Typically when the browser receives HTML it does a lookahead and starts requesting images and other assets it sees that its going to need. Any approach like that that relies entirely on JavaScript is going to sacrifice that lookahead because we’re adding in elements after the fact. Again, that doesn’t mean it’s to be avoided, but it’s important to know the trade-offs you’re making.

This method of injecting images with JavaScript is likely to be more suitable for anyone who is already constructing portions of the DOM dynamically, and it’s far less suitable when you’re simply serving static content on the first request to the server.

Hey, the images looks a bit jaggy when the worker decodes them! #

Yes, they do in the demo. This is because the decoding and resizing is less sophisticated than in Chrome. Chrome uses Lanczos resampling to make sure that images displayed at non-natural sizes, i.e. bigger or smaller than the original, look as awesome as possible. In my demo I’m simply decoding to the final display size, which isn’t as good.

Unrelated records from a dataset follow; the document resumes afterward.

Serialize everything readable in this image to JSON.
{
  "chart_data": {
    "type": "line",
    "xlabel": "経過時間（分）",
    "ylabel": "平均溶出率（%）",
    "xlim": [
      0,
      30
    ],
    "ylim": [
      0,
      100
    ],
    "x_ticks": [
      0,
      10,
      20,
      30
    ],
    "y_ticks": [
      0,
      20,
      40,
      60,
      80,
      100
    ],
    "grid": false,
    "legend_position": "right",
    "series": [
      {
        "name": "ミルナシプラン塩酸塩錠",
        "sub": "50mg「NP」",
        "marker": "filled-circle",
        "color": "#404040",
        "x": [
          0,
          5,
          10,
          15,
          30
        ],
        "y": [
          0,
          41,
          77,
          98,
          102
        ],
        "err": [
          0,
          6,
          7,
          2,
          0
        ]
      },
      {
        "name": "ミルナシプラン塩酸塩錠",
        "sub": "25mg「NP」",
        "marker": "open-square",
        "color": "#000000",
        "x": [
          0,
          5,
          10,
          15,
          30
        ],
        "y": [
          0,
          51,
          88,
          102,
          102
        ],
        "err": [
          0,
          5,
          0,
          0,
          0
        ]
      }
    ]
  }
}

You can see in the side-by-side comparison image below particularly around the white advert on the side of the track. You will need to click on the image to see the full size version showing all the decoding warts!

There are things one could look to do: implement resampling in the worker, or decoding at a larger size then scale the canvas down using CSS. In both cases there is an additional computational cost, so you be sure there’s a significant improvement before committing to it.

Every worker requires CPU time, and on a constrained device like mobiles or tablets that is a precious resource you don’t want to exhaust.

Performance tuning #

As I mentioned before you need to manually control the number of workers you have on the go at once. Every worker requires CPU time, and on a constrained device like mobiles or tablets that is a precious resource you don’t want to exhaust.

Beyond the number of workers you also want to have a tactic for when you even request the image decode work to take place. In Chrome decoding and resizing happen lazily and as a dependency for the paint, but since we’ve just gone offroad we have to handle things ourselves. What you choose to do is down to the application you’re building, but much as you don’t want to just keep the image data around forever, so you will also want to be sure you’re only having the workers process images when absolutely necessary.

Why doesn’t the browser do this for me automatically? #

Interestingly there has been a discussion on www-style on the W3C mailing lists about a display: optional CSS property that would allow the browser to deprioritize the painting of certain elements and deal with them separately as time allows. That would mean, for an image-heavy application like a gallery, that the rest of the page can be rasterized (hopefully quickly), and that the images will be handled separately and show up whenever they’ve decoded and resized. Essentially it would make native to the browser the behavior I’ve hacked together in my demo.

So far there hasn’t been any conclusion reached, but if you’re interested in have contributing and giving the idea some support you totally should!

Conclusion #

Taking control of image handling from the browser is without doubt an extreme move. As always you should regard performance as a feature, and one as advanced as this should be weighed against all the additional code that will need to be written and then, more importantly, maintained.

Decoding images in JavaScript is undoubtedly slower than decoding in C++, but we gain control, and since the image handling is outside of the normal rasterization path, we can proceed with rasterizing anything that isn’t an image. Handling images yourself may be the difference between having a janky, juddery app and a super slick, high performance one, but it comes with risks, so take care!